İSKANDİNAVYA’NIN EN GÜÇLÜ EKONOMİSİNE SAHİP OLAN İSVEÇ, BİR DÖNEM AVRUPA SİYASETİNDE ÇOK ETKİLİ OLSA DA 1850’Lİ YILLARDA GÜCÜ GİDEREK ZAYIFLADI. HEMEN HEMEN AYNI TARİHLERDEN İTİBAREN TÜM ÇATIŞMALARDAN UZAK KALMAYI TERCİH EDEN İSVEÇ, TARAFSIZLIĞI İLE İKİ DÜNYA SAVAŞINI DA KAYIPSIZ ATLATMAYI BAŞARDI. 1970’E KADAR DÜNYANIN EN HIZLI KALKINAN ÜLKELERİNDEN BİRİ OLAN İSVEÇ, GÜNÜMÜZDE DÜNYANIN EN ÖZGÜR VE ZENGİN TOPLUMLARINDAN BİRİNİ İNŞA ETMİŞ OLMASIYLA DİKKAT ÇEKİYOR.

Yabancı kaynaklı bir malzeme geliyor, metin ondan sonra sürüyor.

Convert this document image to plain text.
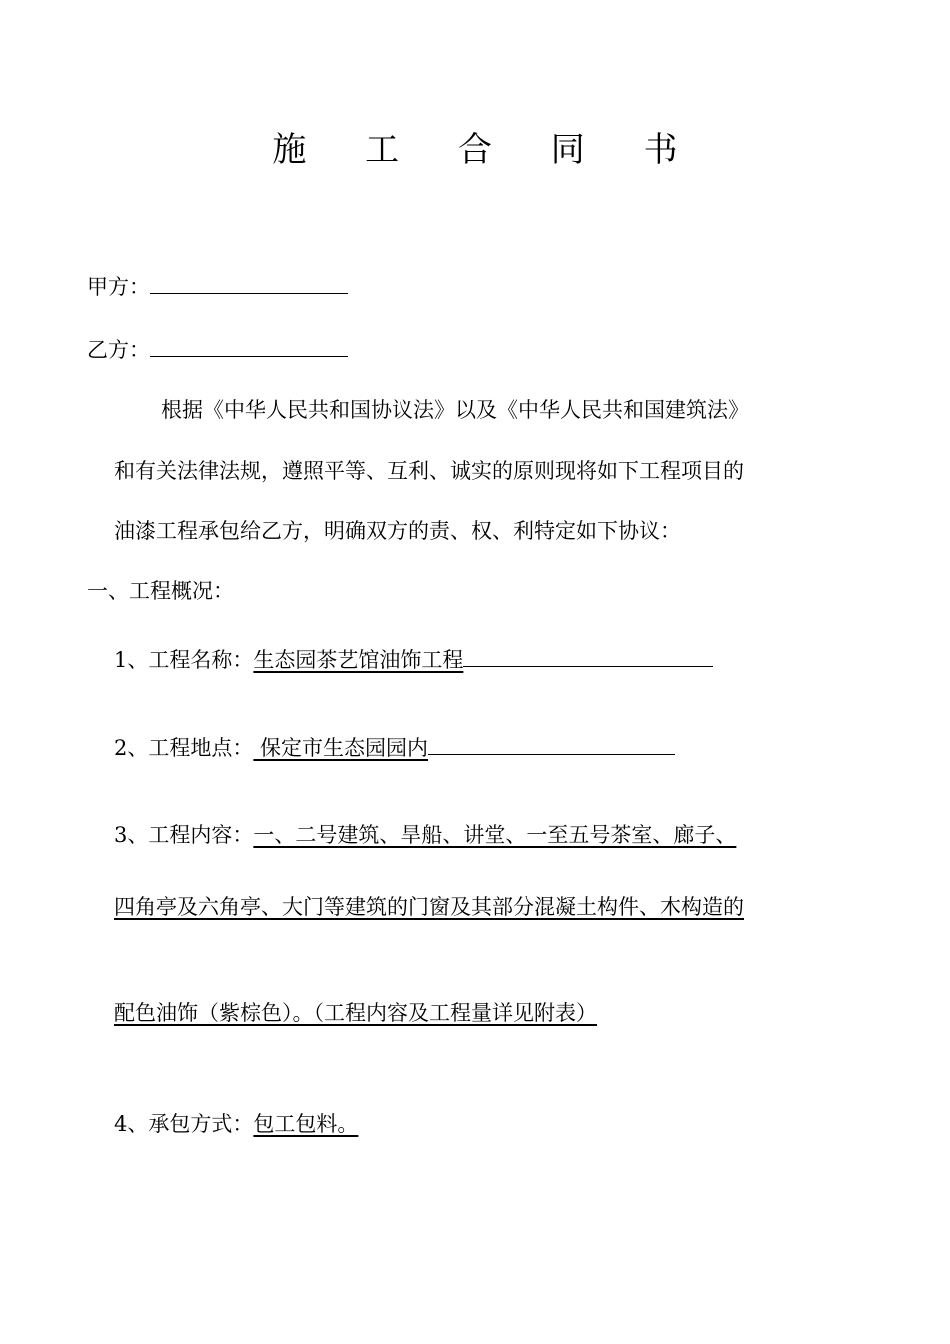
施 工 合 同 书
甲方：
乙方：
根据《中华人民共和国协议法》以及《中华人民共和国建筑法》
和有关法律法规，遵照平等、互利、诚实的原则现将如下工程项目的
油漆工程承包给乙方，明确双方的责、权、利特定如下协议：
一、工程概况：
1、工程名称：生态园茶艺馆油饰工程
2、工程地点： 保定市生态园园内
3、工程内容：一、二号建筑、旱船、讲堂、一至五号茶室、廊子、
四角亭及六角亭、大门等建筑的门窗及其部分混凝土构件、木构造的
配色油饰（紫棕色）。（工程内容及工程量详见附表）
4、承包方式：包工包料。
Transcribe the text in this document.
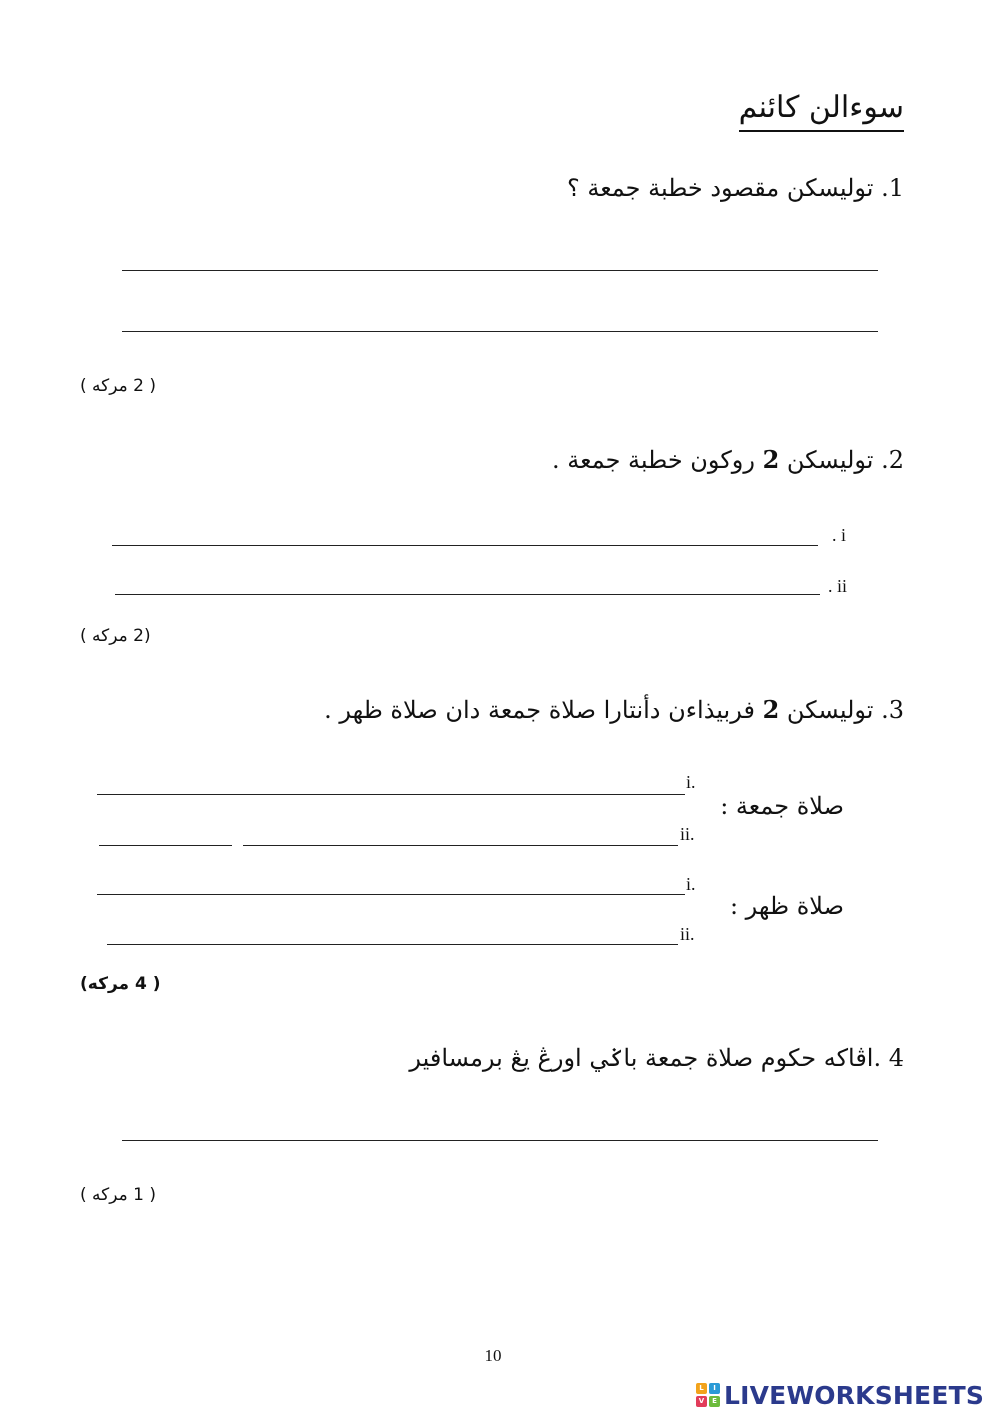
سوءالن كائنم
1. توليسكن مقصود خطبة جمعة ؟
( 2 مركه )
2. توليسكن 2 روكون خطبة جمعة .
. i
. ii
(2 مركه )
3. توليسكن 2 فربيذاءن دأنتارا صلاة جمعة دان صلاة ظهر .
صلاة جمعة :
i.
ii.
صلاة ظهر :
i.
ii.
( 4 مركه)
4 .اڤاكه حكوم صلاة جمعة باݢي اورڠ يڠ برمسافير
( 1 مركه )
10
L	I
V	E LIVEWORKSHEETS
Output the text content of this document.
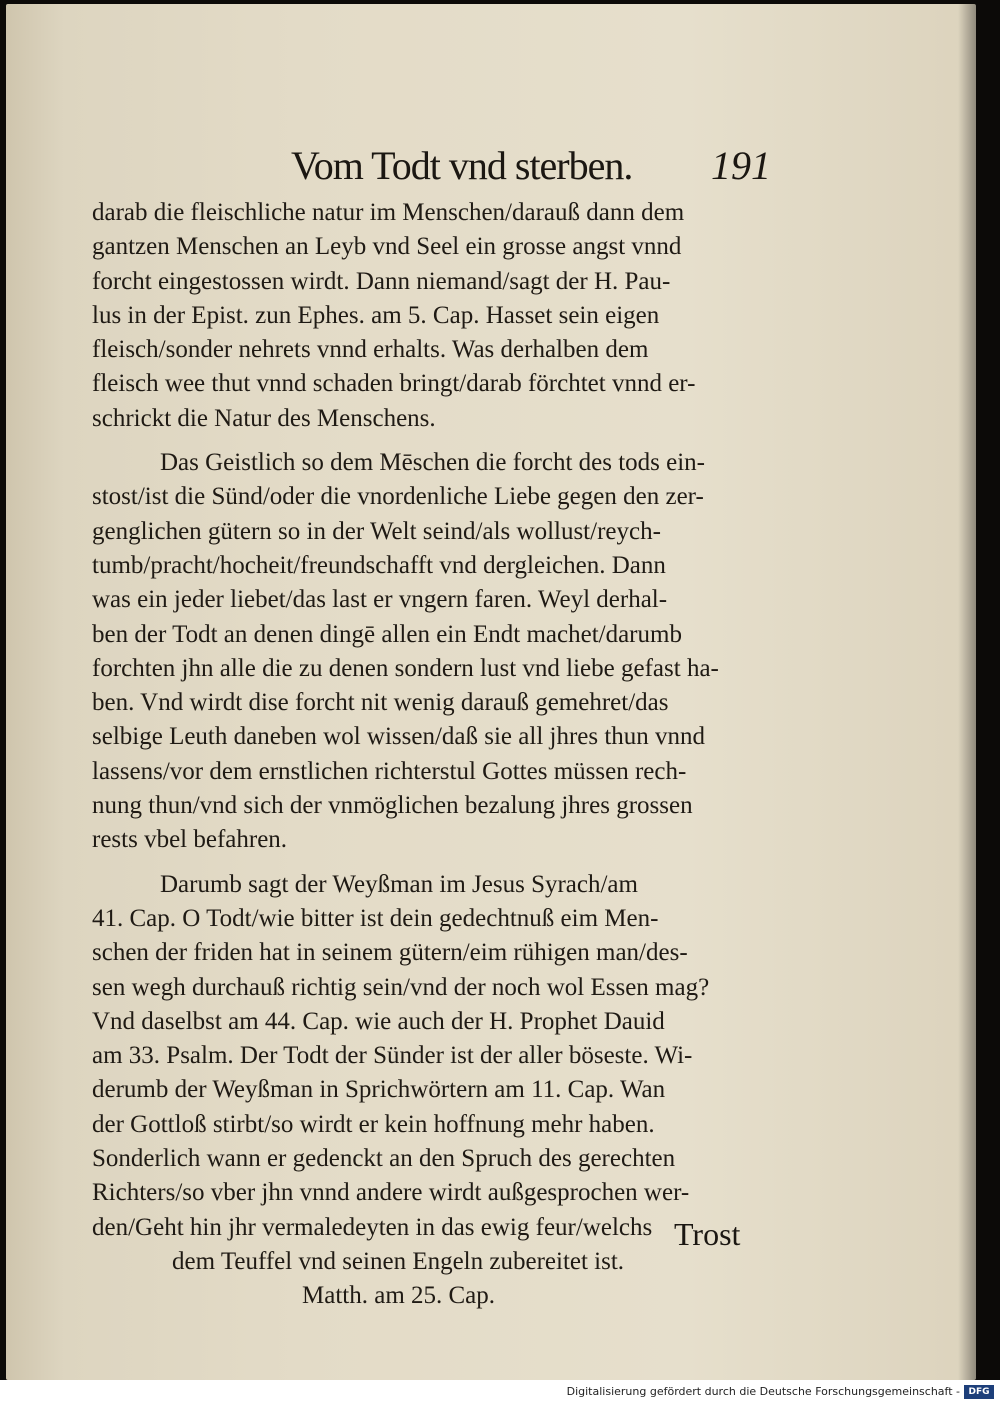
Vom Todt vnd sterben. 191
darab die fleischliche natur im Menschen/darauß dann dem
gantzen Menschen an Leyb vnd Seel ein grosse angst vnnd
forcht eingestossen wirdt. Dann niemand/sagt der H. Pau-
lus in der Epist. zun Ephes. am 5. Cap. Hasset sein eigen
fleisch/sonder nehrets vnnd erhalts. Was derhalben dem
fleisch wee thut vnnd schaden bringt/darab förchtet vnnd er-
schrickt die Natur des Menschens.
Das Geistlich so dem Mēschen die forcht des tods ein-
stost/ist die Sünd/oder die vnordenliche Liebe gegen den zer-
genglichen gütern so in der Welt seind/als wollust/reych-
tumb/pracht/hocheit/freundschafft vnd dergleichen. Dann
was ein jeder liebet/das last er vngern faren. Weyl derhal-
ben der Todt an denen dingē allen ein Endt machet/darumb
forchten jhn alle die zu denen sondern lust vnd liebe gefast ha-
ben. Vnd wirdt dise forcht nit wenig darauß gemehret/das
selbige Leuth daneben wol wissen/daß sie all jhres thun vnnd
lassens/vor dem ernstlichen richterstul Gottes müssen rech-
nung thun/vnd sich der vnmöglichen bezalung jhres grossen
rests vbel befahren.
Darumb sagt der Weyßman im Jesus Syrach/am
41. Cap. O Todt/wie bitter ist dein gedechtnuß eim Men-
schen der friden hat in seinem gütern/eim rühigen man/des-
sen wegh durchauß richtig sein/vnd der noch wol Essen mag?
Vnd daselbst am 44. Cap. wie auch der H. Prophet Dauid
am 33. Psalm. Der Todt der Sünder ist der aller böseste. Wi-
derumb der Weyßman in Sprichwörtern am 11. Cap. Wan
der Gottloß stirbt/so wirdt er kein hoffnung mehr haben.
Sonderlich wann er gedenckt an den Spruch des gerechten
Richters/so vber jhn vnnd andere wirdt außgesprochen wer-
den/Geht hin jhr vermaledeyten in das ewig feur/welchs
dem Teuffel vnd seinen Engeln zubereitet ist.
Matth. am 25. Cap.
Trost
Digitalisierung gefördert durch die Deutsche Forschungsgemeinschaft - DFG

sveç, 10,5 milyon nüfusu ile orta büyüklükte bir ülke olarak değerlendirilebilecek olmakla birlikte, 2022 yılı verilerine göre 585 milyar dolarlık GSYİH’si, 56.400 dolarlık yüksek kişi başına düşen milli gelir düzeyi ve 400 milyar dolara yaklaşan dış ticaret hacmi ile ekonomik ve ticari açıdan önemli bir pazardır.İhracata dayalı bir ekonomik büyüme politikası olan İsveç’te büyümenin temel dinamikleri güçlü ihracat, yatırımlar ve tüketimdir. Büyümenin temelindeki bu dinamikler, salgın kaynaklı küresel ekonomik durgunluktan 2019 ve 2020 yıllarında olumsuz etkilense de İsveç ekonomisi 2021’deki yüzde 5,1’lik büyümenin ardından 2022’de de yüzde 2,6 oranında büyüme sergilemeyi başardı. İsveç ile siyasi ilişkilerimizin tarihi ise 17’nci yüzyıla dek uzanıyor. 1709’da Rusya’ya mağlubiyetinin ardından Osmanlı İmparatorluğu’na sığınan XII. Karl (Demirbaş Şarl) ve ordusu, beş yıl boyunca ülkesini Osmanlı topraklarındaki Bender ve Edirne’den idare etmişti. Osmanlı İmparatorluğu döneminde İsveç ile1737’de Ticaret Anlaşması, 1739’da “Barış, Birlik ve Dostluk İttifakı” imzalanmış; ilişkilerimiz Türkiye Cumhuriyeti’nin kuruluşunun ardından 31 Mayıs 1924 tarihinde imzalanan Dostluk Anlaşması ile gelişerek devam etmişti. İsveç ile ilişkilerimiz, 2013 yılında imzalanan bildiriyle stratejik ortaklık düzeyine ulaşmış durumdadır. 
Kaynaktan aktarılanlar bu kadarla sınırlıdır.